NBBJ

Managing partner: Scott Wyatt

Specialty: Healthcare, corporate design, sports and entertainment, airports, commercial architecture, higher education, justice, research and advanced technology, retail, senior-living design, urban design and planning, graphic design

Year founded: 1943

2002 revenues: $155 million

Projected 2003 revenues: $155 million

Projected 2004 revenues: $163 million

Largest current projects: U.S. Federal Courthouse; Seattle Justice Center; Wellcome Trust biotechnology campus, Hinxton, U.K.; Cleveland Clinic; Harborview Medical Center addition, Seattle; Boeing Move-to-the-Lake project, Renton; Chang Ying Residential Community, Beijing; Hong Kong Exhibition Center

For Seattle’s giant design firm, NBBJ, business has been good the past two years, even though it has hovered around $155 million in gross revenues. Next year, predicts Managing Partner Scott Wyatt, there’s a chance of perhaps a 5 percent revenue increase to around $163 million.

“We’re expecting a bump in 2004, maybe a 5 or even 10 percent increase. But we’re just going through our budget process now with our market leaders, so it’s too early to say for sure what might happen,” Wyatt said. “However, we seem to be seeing the first real signs of that (increased activity) right now. It’s my personal guess that next year will be slightly better.”

NBBJ, the design firm for Seattle’s new Justice Center, the city’s new U.S. Federal Courthouse and Sea-Tac International Airport’s new terminal expansion, also stays focused on international projects in China, a hospital in Moscow, Russia, a medical center in Kuwait and a mixed-use project in Prague, Czech Republic.

One of the firm’s projects is the Move-to-the-Lake for the Boeing Co., signaling the nearing of a time when the aerospace company’s aging Renton plant may give way to new urban development opportunities for the city on more than 70 acres of south Lake Washington property.

“This plan focuses on moving all executives and critical staff for the 737 program into the manufacturing building when the 757 line comes down, offering Boeing powerful efficiencies in communication and production by the consolidation of offices that are presently scattered,” Wyatt said.

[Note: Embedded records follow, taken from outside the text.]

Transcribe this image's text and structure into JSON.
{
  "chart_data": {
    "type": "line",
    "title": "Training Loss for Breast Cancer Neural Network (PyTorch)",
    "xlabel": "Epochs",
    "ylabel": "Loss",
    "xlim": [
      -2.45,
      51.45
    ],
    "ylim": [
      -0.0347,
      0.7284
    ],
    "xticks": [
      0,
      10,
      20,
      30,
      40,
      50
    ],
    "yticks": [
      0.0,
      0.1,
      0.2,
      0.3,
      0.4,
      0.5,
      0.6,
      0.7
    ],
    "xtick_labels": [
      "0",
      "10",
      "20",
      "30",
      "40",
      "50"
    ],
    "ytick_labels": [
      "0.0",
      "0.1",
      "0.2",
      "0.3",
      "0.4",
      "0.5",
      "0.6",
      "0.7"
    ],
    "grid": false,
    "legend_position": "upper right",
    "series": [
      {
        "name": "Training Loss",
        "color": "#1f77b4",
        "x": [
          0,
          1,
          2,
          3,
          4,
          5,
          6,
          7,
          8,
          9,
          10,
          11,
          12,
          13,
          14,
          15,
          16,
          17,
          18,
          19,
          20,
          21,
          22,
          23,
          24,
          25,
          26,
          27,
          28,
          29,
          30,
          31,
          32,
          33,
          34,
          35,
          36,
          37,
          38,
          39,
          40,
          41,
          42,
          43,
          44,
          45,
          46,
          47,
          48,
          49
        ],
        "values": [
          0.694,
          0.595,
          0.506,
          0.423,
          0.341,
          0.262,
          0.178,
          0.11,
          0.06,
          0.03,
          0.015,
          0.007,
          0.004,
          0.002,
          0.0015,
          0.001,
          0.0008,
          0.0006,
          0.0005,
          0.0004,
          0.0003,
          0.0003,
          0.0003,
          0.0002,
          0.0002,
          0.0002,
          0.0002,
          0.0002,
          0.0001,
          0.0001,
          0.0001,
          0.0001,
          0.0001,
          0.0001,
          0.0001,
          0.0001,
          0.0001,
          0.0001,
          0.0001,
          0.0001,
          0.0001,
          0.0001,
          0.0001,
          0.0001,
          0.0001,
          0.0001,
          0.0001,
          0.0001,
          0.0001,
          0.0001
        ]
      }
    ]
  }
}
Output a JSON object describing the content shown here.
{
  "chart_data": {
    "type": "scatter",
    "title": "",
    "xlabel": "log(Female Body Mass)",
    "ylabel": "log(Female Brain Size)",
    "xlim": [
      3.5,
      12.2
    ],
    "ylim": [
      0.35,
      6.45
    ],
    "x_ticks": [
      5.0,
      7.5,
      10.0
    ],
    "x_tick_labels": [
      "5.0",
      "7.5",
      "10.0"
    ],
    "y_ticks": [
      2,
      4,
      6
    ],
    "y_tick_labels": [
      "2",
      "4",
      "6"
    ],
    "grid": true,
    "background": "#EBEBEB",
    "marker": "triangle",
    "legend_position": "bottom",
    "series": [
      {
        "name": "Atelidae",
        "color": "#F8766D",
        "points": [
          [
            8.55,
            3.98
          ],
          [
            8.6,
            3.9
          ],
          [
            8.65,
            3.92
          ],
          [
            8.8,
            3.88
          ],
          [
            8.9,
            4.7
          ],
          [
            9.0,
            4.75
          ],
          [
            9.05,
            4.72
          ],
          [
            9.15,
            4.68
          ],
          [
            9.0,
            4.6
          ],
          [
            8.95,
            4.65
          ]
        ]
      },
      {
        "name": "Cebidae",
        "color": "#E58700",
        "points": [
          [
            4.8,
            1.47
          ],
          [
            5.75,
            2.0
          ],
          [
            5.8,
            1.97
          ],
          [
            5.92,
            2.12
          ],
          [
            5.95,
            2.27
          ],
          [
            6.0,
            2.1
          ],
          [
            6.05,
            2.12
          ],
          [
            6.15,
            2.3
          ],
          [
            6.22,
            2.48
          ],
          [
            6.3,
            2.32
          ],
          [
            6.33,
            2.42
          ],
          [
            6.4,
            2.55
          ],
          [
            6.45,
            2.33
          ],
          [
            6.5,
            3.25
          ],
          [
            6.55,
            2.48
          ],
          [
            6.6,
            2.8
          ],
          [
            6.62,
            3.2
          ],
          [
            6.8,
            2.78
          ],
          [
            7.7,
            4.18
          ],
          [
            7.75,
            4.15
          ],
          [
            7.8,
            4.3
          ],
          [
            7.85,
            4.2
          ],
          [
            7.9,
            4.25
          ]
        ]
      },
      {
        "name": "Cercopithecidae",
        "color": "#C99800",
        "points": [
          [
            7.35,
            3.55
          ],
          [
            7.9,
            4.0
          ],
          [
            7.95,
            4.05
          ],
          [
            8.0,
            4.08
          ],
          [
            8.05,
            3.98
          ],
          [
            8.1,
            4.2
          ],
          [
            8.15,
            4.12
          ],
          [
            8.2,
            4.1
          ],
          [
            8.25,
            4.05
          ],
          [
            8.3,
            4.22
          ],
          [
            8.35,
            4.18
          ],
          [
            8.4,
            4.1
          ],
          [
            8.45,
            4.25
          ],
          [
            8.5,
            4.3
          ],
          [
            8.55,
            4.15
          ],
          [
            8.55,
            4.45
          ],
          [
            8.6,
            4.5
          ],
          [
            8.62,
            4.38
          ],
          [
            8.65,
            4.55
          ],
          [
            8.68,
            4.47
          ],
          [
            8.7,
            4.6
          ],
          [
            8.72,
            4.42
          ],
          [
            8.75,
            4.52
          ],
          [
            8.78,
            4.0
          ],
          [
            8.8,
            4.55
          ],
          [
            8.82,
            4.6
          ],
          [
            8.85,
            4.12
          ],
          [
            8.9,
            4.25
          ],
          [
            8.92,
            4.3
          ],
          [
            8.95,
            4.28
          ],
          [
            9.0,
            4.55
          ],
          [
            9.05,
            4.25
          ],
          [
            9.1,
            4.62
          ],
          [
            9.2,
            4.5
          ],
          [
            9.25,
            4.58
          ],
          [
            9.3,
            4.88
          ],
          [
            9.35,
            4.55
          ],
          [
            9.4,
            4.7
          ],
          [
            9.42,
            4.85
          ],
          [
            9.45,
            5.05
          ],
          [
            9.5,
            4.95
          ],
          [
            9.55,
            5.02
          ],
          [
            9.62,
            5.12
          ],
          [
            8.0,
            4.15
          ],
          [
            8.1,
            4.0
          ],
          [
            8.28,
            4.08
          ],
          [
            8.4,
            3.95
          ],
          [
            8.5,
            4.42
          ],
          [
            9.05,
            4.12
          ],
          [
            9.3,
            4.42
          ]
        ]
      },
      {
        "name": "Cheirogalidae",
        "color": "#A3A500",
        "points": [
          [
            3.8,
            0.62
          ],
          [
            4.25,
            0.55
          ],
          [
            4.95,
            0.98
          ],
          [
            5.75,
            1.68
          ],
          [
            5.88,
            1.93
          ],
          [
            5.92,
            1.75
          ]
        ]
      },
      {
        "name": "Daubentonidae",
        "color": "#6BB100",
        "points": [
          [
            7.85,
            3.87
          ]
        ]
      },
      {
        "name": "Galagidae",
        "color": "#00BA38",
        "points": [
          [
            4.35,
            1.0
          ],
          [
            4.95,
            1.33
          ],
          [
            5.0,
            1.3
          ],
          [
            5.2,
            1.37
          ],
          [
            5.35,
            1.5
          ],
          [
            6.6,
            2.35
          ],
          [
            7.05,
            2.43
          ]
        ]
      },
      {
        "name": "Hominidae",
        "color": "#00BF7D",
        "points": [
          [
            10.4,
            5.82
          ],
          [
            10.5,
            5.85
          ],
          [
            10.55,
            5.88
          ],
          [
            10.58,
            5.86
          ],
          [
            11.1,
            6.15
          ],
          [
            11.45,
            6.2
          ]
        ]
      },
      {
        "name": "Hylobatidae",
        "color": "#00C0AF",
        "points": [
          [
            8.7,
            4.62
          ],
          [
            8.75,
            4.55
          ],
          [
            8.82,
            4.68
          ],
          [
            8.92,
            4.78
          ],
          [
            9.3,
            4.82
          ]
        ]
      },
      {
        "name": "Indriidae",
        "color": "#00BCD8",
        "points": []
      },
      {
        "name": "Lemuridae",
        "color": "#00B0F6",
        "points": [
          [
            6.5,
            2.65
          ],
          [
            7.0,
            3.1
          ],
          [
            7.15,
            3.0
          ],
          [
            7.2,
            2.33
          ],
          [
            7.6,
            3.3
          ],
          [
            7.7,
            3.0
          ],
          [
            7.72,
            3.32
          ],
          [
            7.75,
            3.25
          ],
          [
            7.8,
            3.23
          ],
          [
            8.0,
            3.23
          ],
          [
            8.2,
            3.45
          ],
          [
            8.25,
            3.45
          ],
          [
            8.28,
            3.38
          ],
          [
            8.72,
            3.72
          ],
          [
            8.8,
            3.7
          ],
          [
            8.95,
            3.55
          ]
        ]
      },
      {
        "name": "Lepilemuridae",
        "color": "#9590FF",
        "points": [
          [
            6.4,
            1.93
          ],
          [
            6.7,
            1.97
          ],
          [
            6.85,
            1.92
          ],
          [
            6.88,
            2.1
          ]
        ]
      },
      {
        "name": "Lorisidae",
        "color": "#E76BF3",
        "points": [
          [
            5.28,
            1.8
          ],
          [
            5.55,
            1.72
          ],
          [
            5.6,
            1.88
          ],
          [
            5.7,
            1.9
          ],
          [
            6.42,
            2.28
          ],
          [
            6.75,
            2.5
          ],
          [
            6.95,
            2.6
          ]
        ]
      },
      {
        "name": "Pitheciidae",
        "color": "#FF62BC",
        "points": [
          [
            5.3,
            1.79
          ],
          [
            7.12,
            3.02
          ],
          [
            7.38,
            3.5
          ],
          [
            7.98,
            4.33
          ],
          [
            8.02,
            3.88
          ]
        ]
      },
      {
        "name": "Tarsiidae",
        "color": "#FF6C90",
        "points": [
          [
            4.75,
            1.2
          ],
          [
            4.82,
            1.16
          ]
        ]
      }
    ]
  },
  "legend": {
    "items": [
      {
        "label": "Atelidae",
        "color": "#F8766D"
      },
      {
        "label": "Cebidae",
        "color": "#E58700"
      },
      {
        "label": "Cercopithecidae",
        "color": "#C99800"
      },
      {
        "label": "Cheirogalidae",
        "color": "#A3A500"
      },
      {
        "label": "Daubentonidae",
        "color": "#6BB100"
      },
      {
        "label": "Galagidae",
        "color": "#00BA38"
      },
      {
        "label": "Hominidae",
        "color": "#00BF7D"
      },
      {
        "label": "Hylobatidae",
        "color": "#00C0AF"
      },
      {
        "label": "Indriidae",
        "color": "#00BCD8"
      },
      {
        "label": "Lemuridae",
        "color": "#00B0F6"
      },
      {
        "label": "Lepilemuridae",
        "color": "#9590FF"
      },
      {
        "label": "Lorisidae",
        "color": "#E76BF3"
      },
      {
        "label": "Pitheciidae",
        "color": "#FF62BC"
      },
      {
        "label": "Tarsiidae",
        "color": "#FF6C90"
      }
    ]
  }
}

He said NBBJ also continues to plan its own move, from Pioneer Square to a new housing, office and retail project at South Lake Union in mid-2005.

“We’re doing well this year overall and I’m optimistic about the market turning up, not really fast, but with more positive than negative changes. It will be a mixed market, like normal as opposed to the late ‘90s when every sector was booming. That was really unusual. Our industry has to get back to being normal, with some markets up and some down. That’s the reason for our diversified strategy, to balance the workload,” Wyatt said.